I have a strange mantra that I sometimes say to myself: “Jesus and Galilee.” This mantra has always represented the times in my life when I have realized that you just can’t go home. Sometimes when working in a new field, the people that have known you the longest continue to look at you through the lens they had of you as a younger, less experienced person. Sometimes these are the hardest people to convince of your newfound knowledge and usefulness. 

It is those that often love us that want us to always remain that same person they fell in love with so long ago.  Our parents, spouses, siblings, childhood friends, children, and early colleagues sometimes do not recognize growth.  This happened to Jesus when he first returned to Galilee.  People thought of him as a young child that ran off to the temple.  They are doing the same with the disciples today on Pentecost.  Sometimes you have to leave home to make a new start with new people that are not judgmental based on your past, as the disciples did moving forward with their preaching.  In the Episcopal church those entering clergy must leave their home parishes for this reason.

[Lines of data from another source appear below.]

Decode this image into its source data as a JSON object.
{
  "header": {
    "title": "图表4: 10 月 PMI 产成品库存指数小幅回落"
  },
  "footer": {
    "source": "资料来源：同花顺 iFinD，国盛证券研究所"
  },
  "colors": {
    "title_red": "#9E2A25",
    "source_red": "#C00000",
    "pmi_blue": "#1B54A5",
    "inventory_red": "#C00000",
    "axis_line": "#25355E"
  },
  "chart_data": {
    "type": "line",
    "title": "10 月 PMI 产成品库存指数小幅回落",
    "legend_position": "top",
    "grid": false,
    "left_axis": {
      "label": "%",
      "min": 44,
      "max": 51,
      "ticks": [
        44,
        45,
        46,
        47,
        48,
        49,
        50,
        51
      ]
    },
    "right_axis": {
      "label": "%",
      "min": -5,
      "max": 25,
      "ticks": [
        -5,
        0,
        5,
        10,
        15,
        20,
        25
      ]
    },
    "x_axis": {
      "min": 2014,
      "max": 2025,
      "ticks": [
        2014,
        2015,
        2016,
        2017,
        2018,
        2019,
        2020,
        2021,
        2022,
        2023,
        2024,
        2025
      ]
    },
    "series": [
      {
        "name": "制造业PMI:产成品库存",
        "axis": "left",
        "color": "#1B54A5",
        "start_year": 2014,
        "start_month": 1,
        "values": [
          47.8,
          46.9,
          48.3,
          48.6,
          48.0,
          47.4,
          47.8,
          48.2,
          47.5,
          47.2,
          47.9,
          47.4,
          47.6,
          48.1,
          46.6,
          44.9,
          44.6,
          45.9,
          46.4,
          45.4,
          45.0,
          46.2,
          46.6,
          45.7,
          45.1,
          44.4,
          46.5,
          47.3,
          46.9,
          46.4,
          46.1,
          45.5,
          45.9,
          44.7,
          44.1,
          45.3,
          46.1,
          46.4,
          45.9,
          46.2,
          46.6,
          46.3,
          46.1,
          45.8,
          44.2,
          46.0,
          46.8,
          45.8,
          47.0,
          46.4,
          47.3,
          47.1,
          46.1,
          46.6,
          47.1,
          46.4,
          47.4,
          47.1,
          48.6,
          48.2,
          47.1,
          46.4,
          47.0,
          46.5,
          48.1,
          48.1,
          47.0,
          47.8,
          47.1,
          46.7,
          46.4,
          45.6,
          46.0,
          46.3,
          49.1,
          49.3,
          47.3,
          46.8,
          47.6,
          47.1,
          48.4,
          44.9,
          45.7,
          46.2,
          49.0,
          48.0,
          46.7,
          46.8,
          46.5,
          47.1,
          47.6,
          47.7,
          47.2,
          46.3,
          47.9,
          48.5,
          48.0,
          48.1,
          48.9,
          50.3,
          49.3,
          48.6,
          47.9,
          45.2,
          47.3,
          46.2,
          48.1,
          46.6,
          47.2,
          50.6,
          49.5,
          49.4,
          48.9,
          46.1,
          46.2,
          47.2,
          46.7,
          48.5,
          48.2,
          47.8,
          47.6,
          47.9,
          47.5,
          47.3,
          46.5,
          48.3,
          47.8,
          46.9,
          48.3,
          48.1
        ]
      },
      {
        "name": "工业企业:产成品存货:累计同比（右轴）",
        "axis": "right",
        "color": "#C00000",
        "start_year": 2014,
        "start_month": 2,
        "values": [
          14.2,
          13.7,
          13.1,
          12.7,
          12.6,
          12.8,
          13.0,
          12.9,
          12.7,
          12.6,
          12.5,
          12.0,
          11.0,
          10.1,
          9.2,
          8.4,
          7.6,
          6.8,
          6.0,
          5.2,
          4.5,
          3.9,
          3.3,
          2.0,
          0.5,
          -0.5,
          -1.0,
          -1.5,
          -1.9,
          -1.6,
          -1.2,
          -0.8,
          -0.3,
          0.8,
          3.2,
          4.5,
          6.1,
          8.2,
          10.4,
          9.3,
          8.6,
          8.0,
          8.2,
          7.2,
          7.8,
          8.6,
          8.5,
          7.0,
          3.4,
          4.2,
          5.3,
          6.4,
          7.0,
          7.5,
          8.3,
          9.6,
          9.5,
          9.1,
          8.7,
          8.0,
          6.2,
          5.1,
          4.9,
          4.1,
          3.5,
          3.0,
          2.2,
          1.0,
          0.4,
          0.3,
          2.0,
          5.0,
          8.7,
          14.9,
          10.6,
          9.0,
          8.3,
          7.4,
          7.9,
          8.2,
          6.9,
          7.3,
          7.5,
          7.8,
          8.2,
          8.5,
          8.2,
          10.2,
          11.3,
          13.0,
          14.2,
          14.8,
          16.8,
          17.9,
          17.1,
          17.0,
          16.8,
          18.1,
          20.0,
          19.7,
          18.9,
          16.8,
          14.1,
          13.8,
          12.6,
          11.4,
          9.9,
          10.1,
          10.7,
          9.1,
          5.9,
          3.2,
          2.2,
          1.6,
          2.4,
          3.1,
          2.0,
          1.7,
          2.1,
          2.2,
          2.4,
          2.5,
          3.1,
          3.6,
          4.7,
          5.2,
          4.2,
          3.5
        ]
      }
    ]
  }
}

To me this is an overlooked part of Pentecost.  Sometimes others don’t see what is obvious growth.  Sometimes we don’t see the obvious growth either. Sometimes space is needed. This ‘Spirit of Truth’ is there waiting to be discovered but sometimes it takes time.

My story of call was mystical.  I was walking on a labyrinth at the Episcopal summer camp I attended as a child.  I was there six years ago as a presenter at a Daughter’s of the King (women’s) retreat. I presented yoga, mainly in chairs, for this mixed age group.  It was well received. At the conclusion of the retreat, I took a little time for myself to walk the newly installed labyrinth.  I was wearing a red scarf and it was very windy on that day. I walked and thought about my life. At one point I took a hairpin turn in the labyrinth and my scarf blew off one side and land on me in the configuration of a deacon’s stole. At the time I took this to mean I was being called to the clergy.  But after much personal discernment, or Svādhyāya, and further discernment with my parish it was decided that clergy was not my call.  Instead, I was called to be the best yoga therapist I could be.  I didn’t see my own obvious growth, what I had just done at the retreat, and my own Spirit of Truth.  My own personal Galilee blinded me to the truth of my life.  I have continued this journey as a yoga therapist but sometimes I still have moments of Galatian blindness to my own abilities, and the abilities of others.  As well as experiencing this unrecognized growth when others that have known me a long time look at me through a lens I’ve outgrown. All we can do at these times is recognize what is happening and find compassion. Then maybe we can move forward in a way that serves us best.